IGFBP5 promotes EndoMT and renal fibrosis through H3K18 lactylation in diabetic nephropathy.

OBJECTIVE

Diabetic nephropathy (DN) is an important complication in diabetic patients that severely impacts their quality of life and life expectancy. Although metabolic and inflammatory responses induced by hyperglycemia are considered the primary pathogenic factors of DN, the specific molecular mechanisms involved remain unclear.

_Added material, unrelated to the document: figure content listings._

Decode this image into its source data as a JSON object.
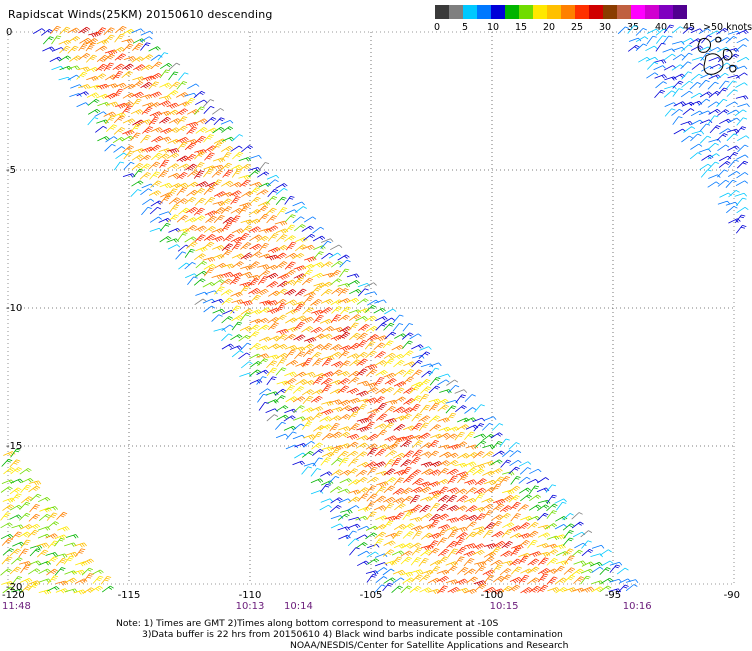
{
  "title": "Rapidscat Winds(25KM) 20150610 descending",
  "legend": {
    "ticks": [
      "0",
      "5",
      "10",
      "15",
      "20",
      "25",
      "30",
      "35",
      "40",
      "45"
    ],
    "last_label": ">50 knots",
    "colors": [
      "#3a3a3a",
      "#7f7f7f",
      "#00c8ff",
      "#0078ff",
      "#0000d8",
      "#00b400",
      "#70dc00",
      "#ffe800",
      "#ffc000",
      "#ff8000",
      "#ff3000",
      "#d00000",
      "#8a3c00",
      "#c06040",
      "#ff00ff",
      "#d000d0",
      "#8000c0",
      "#500090"
    ]
  },
  "map": {
    "lon_range": [
      -120,
      -90
    ],
    "lat_range": [
      -20,
      0
    ],
    "lon_ticks": [
      "-120",
      "-115",
      "-110",
      "-105",
      "-100",
      "-95",
      "-90"
    ],
    "lat_ticks": [
      "0",
      "-5",
      "-10",
      "-15",
      "-20"
    ],
    "time_labels": [
      {
        "lon": -120,
        "text": "11:48"
      },
      {
        "lon": -110,
        "text": "10:13"
      },
      {
        "lon": -108,
        "text": "10:14"
      },
      {
        "lon": -99.5,
        "text": "10:15"
      },
      {
        "lon": -94,
        "text": "10:16"
      }
    ]
  },
  "notes": [
    "Note: 1) Times are GMT 2)Times along bottom correspond to measurement at -10S",
    "3)Data buffer is 22 hrs from 20150610 4) Black wind barbs indicate possible contamination",
    "NOAA/NESDIS/Center for Satellite Applications and Research"
  ]
}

Here, we investigated the role of insulin-like growth factor-binding protein 5 (IGFBP5) in DN using in vitro cell experiments and mouse models.

METHODS

We assessed the effects of high-glucose conditions on IGFBP5 expression in glomerular endothelial cells and evaluated its regulatory effects on glycolysis, NLRP3 inflammasome activation, endothelial‒mesenchymal transition (EndoMT), and histone lactylation via the suppression of IGFBP5. Furthermore, we evaluated the effects of IGFBP5 on renal fibrosis and confirmed its regulatory mechanisms in DN model mice.

RESULTS

Knockdown of IGFBP5 inhibited high glucose-induced EndoMT in glomerular endothelial cells, which could also be suppressed by the NLRP3 inflammasome inhibitor MCC950. In addition, silencing of IGFBP5 decreased glycolytic activity and histone lactylation, thereby inhibiting the activation of the NLRP3 inflammasome and EndoMT. Furthermore, in mouse models of DN, IGFBP5 knockdown alleviated renal fibrosis and reduced glycolysis, histone lactylation, NLRP3 inflammasome activation and EndoMT.

CONCLUSIONS

IGFBP5 promotes NLRP3 inflammasome-induced EndoMT and renal fibrosis by regulating glycolysis-mediated histone lactylation, accelerating the progression of DN. These findings provide a new potential therapeutic target for DN.